Thursday, August 18, 2011

A plan to create jobs NOW.


The stimulus (American Recovery and Reinvestment Act-ARRA) cost $787 billion and created an estimated 3-4 million jobs.  Suppose it was possible to create over 1.5 million new jobs while investing a fraction of what ARRA cost.  There is such a plan.   It was developed by Demos, a non-partisan public policy research and advocacy organization. 

Demos proposes that the federal government “create jobs for the unemployed directly and immediately in public employment programs that produce useful goods and services for the public’s benefit…[such as]…” construction work (e.g., the rehabilitation of abandoned or sub-standard housing), conservation measures (e.g., caulking windows and doors in private dwellings), the construction of new affordable housing units, the improvement of existing public parks, the construction of new parks, and the beautification and maintenance of indoor and out­door public spaces.  The program also could expand and improve the quality of public services in areas such as health care, child care, education, recreation, elder care, and cultural enrichment. Special projects could be undertaken in each of these areas, and existing levels of service delivery could be enhanced.
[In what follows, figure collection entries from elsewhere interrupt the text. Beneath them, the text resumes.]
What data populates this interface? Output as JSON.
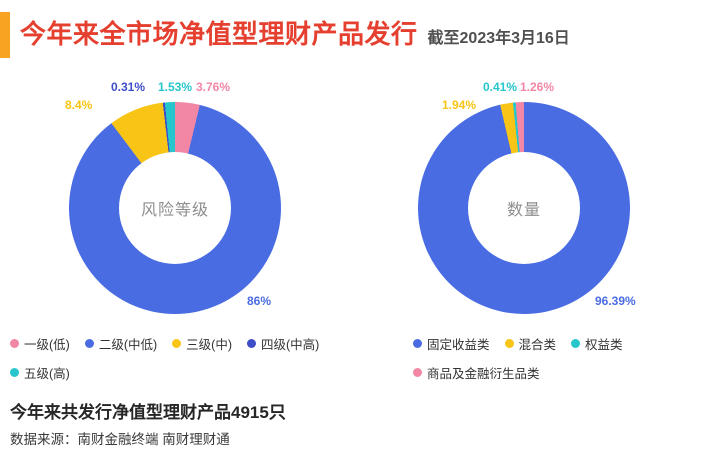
{
  "header": {
    "title": "今年来全市场净值型理财产品发行",
    "date_note": "截至2023年3月16日"
  },
  "chart_data": [
    {
      "type": "pie",
      "center_label": "风险等级",
      "legend_position": "bottom",
      "segments": [
        {
          "name": "一级(低)",
          "value": 3.76,
          "display": "3.76%",
          "color": "#F287A5"
        },
        {
          "name": "二级(中低)",
          "value": 86,
          "display": "86%",
          "color": "#4A6CE3"
        },
        {
          "name": "三级(中)",
          "value": 8.4,
          "display": "8.4%",
          "color": "#F8C516"
        },
        {
          "name": "四级(中高)",
          "value": 0.31,
          "display": "0.31%",
          "color": "#3D4EC8"
        },
        {
          "name": "五级(高)",
          "value": 1.53,
          "display": "1.53%",
          "color": "#27C5CC"
        }
      ]
    },
    {
      "type": "pie",
      "center_label": "数量",
      "legend_position": "bottom",
      "segments": [
        {
          "name": "固定收益类",
          "value": 96.39,
          "display": "96.39%",
          "color": "#4A6CE3"
        },
        {
          "name": "混合类",
          "value": 1.94,
          "display": "1.94%",
          "color": "#F8C516"
        },
        {
          "name": "权益类",
          "value": 0.41,
          "display": "0.41%",
          "color": "#27C5CC"
        },
        {
          "name": "商品及金融衍生品类",
          "value": 1.26,
          "display": "1.26%",
          "color": "#F287A5"
        }
      ]
    }
  ],
  "footer": {
    "summary": "今年来共发行净值型理财产品4915只",
    "source": "数据来源：南财金融终端 南财理财通"
  }
}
In­stead of being forced to cut public services during a recession, government agencies could offer better services than in non-recessionary periods.”

Eligibility requirements for the jobs program would insure that those in most need of assistance, the long-term unemployed, would receive assistance immediately.  Demos reasons that since these people are in most need of a job and are suffering most economically, they would immediately spend their income.  That spending would have multiplier effect, creating more jobs.

Demos estimates that the total jobs program cost for directly creating 1 million jobs would be $46.4 billion per year but that taxes and other government revenue savings generated by the program would reduce the net cost to $28.6 billion.  Additionally, the program would indirectly create another 414,000 jobs.

Demos argues that this program to directly create jobs could be fully funded by simply allowing the Bush tax cuts to expire.  An additional modest stock transfer tax and/or small payroll tax—like the way we fund unemployment insurance—could be established in order to create a trust fund to pay for the program after the first few years. 

This is the kind of plan for creating jobs that we should be considering.  It is immediate, has worked before (in the 1930s), is relatively inexpensive, provides the most benefit to those in most need, has significant multiplier benefits spinning off other job creation, and can be fully funded without placing an increased tax burden on 90%+ of American tax payers.